Review: Spill Zone by Scott Westerfeld & Alex Puvilland

Sunday, June 4, 2017
Title: Spill Zone
Authors: Scott Westerfeld, Alex Puvilland (illustrations), Hilary Sycamore (colorist)
Genre: post-apocalyptic
Series: The Spill Zone #1
Pages: 224
Published: May 2 2017
Source: finished copy for review from publisher
Rating: 3.5/5

Three years ago an event destroyed the small city of Poughkeepsie, forever changing reality within its borders. Uncanny manifestations and lethal dangers now await anyone who enters the Spill Zone.

The Spill claimed Addison s parents and scarred her little sister, Lexa, who hasn t spoken since. Addison provides for her sister by photographing the Zone's twisted attractions on illicit midnight rides. Art collectors pay top dollar for these bizarre images, but getting close enough for the perfect shot can mean death or worse.

When an eccentric collector makes a million-dollar offer, Addison breaks her own hard-learned rules of survival and ventures farther than she has ever dared. Within the Spill Zone, Hell awaits and it seems to be calling Addison's name.


Like The Spill Zone itself, I'll be brief, blunt, and just a bit undeveloped in my review of it. This new graphic novel can be a pretty inventive and is a very fast-moving read, but it fell through on creating any real emotion or investment for its world or characters. 

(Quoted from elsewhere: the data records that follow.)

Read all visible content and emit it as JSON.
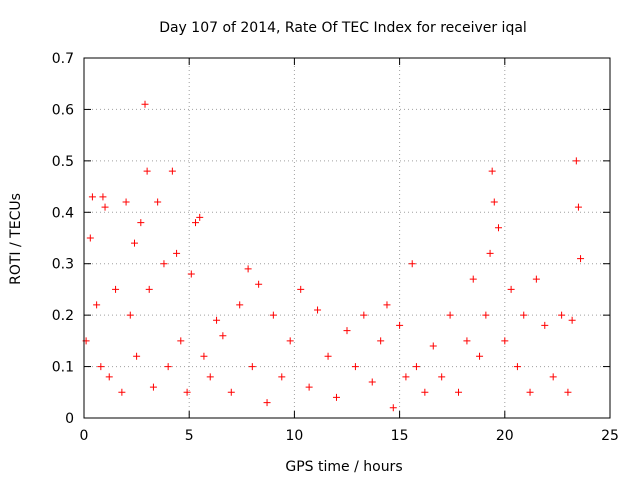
{
  "chart_data": {
    "type": "scatter",
    "title": "Day 107 of 2014, Rate Of TEC Index for receiver iqal",
    "xlabel": "GPS time / hours",
    "ylabel": "ROTI / TECUs",
    "xlim": [
      0,
      25
    ],
    "ylim": [
      0,
      0.7
    ],
    "xticks": [
      0,
      5,
      10,
      15,
      20,
      25
    ],
    "xtick_labels": [
      "0",
      "5",
      "10",
      "15",
      "20",
      "25"
    ],
    "yticks": [
      0,
      0.1,
      0.2,
      0.3,
      0.4,
      0.5,
      0.6,
      0.7
    ],
    "ytick_labels": [
      "0",
      "0.1",
      "0.2",
      "0.3",
      "0.4",
      "0.5",
      "0.6",
      "0.7"
    ],
    "grid": true,
    "marker": "+",
    "series_color": "#ff0000",
    "series": [
      {
        "name": "ROTI",
        "x": [
          0.1,
          0.3,
          0.4,
          0.6,
          0.8,
          0.9,
          1.0,
          1.2,
          1.5,
          1.8,
          2.0,
          2.2,
          2.4,
          2.5,
          2.7,
          2.9,
          3.0,
          3.1,
          3.3,
          3.5,
          3.8,
          4.0,
          4.2,
          4.4,
          4.6,
          4.9,
          5.1,
          5.3,
          5.5,
          5.7,
          6.0,
          6.3,
          6.6,
          7.0,
          7.4,
          7.8,
          8.0,
          8.3,
          8.7,
          9.0,
          9.4,
          9.8,
          10.3,
          10.7,
          11.1,
          11.6,
          12.0,
          12.5,
          12.9,
          13.3,
          13.7,
          14.1,
          14.4,
          14.7,
          15.0,
          15.3,
          15.6,
          15.8,
          16.2,
          16.6,
          17.0,
          17.4,
          17.8,
          18.2,
          18.5,
          18.8,
          19.1,
          19.3,
          19.4,
          19.5,
          19.7,
          20.0,
          20.3,
          20.6,
          20.9,
          21.2,
          21.5,
          21.9,
          22.3,
          22.7,
          23.0,
          23.2,
          23.4,
          23.5,
          23.6
        ],
        "y": [
          0.15,
          0.35,
          0.43,
          0.22,
          0.1,
          0.43,
          0.41,
          0.08,
          0.25,
          0.05,
          0.42,
          0.2,
          0.34,
          0.12,
          0.38,
          0.61,
          0.48,
          0.25,
          0.06,
          0.42,
          0.3,
          0.1,
          0.48,
          0.32,
          0.15,
          0.05,
          0.28,
          0.38,
          0.39,
          0.12,
          0.08,
          0.19,
          0.16,
          0.05,
          0.22,
          0.29,
          0.1,
          0.26,
          0.03,
          0.2,
          0.08,
          0.15,
          0.25,
          0.06,
          0.21,
          0.12,
          0.04,
          0.17,
          0.1,
          0.2,
          0.07,
          0.15,
          0.22,
          0.02,
          0.18,
          0.08,
          0.3,
          0.1,
          0.05,
          0.14,
          0.08,
          0.2,
          0.05,
          0.15,
          0.27,
          0.12,
          0.2,
          0.32,
          0.48,
          0.42,
          0.37,
          0.15,
          0.25,
          0.1,
          0.2,
          0.05,
          0.27,
          0.18,
          0.08,
          0.2,
          0.05,
          0.19,
          0.5,
          0.41,
          0.31
        ]
      }
    ]
  }
}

Things move too fast with too little clarity in both the art and the text about what happened before and what, exactly, is happening now. If you're the type of reader who needs definitive answers about inciting incidents or what or how the "meat puppets" exist, or what exactly that thing is chasing Addison... well, be aware that Spill Zone is the kind of book that provokes more questions than provides answers.

Good points:
strong bond between two orphaned, pariah sisters
Vespertine - a creepy doll? may or may not be eeevil but is certainly sinister and needs to be "recharged" by the Zone
interesting storyline hinging on a unknown Incident sure to come up in later books
sinister atmosphere - even with little narrative and unclear pictures
wolf-ghost thing with long-ass legs?
badass motorcycle adventures in mysterious Spill Zone 
weirdly memorable and unique


Not-So-Good:
only Addie and creepy doll have any presence 
the art is rather... hazy? It can be hard to see exactly what's happening
way too shot; events are quick and sometimes rushed
complete NONENDING
seriously, there is no ENDING, the book just STOPS.



For the launch of a new graphic novel series, Spill Zone entertains in its 224 pages, but it also leaves something to be desired. There's a lot of potential for both Poughkeepsie and for Addie but later books will need to spend more time developing the world and its people to sustain any real interest.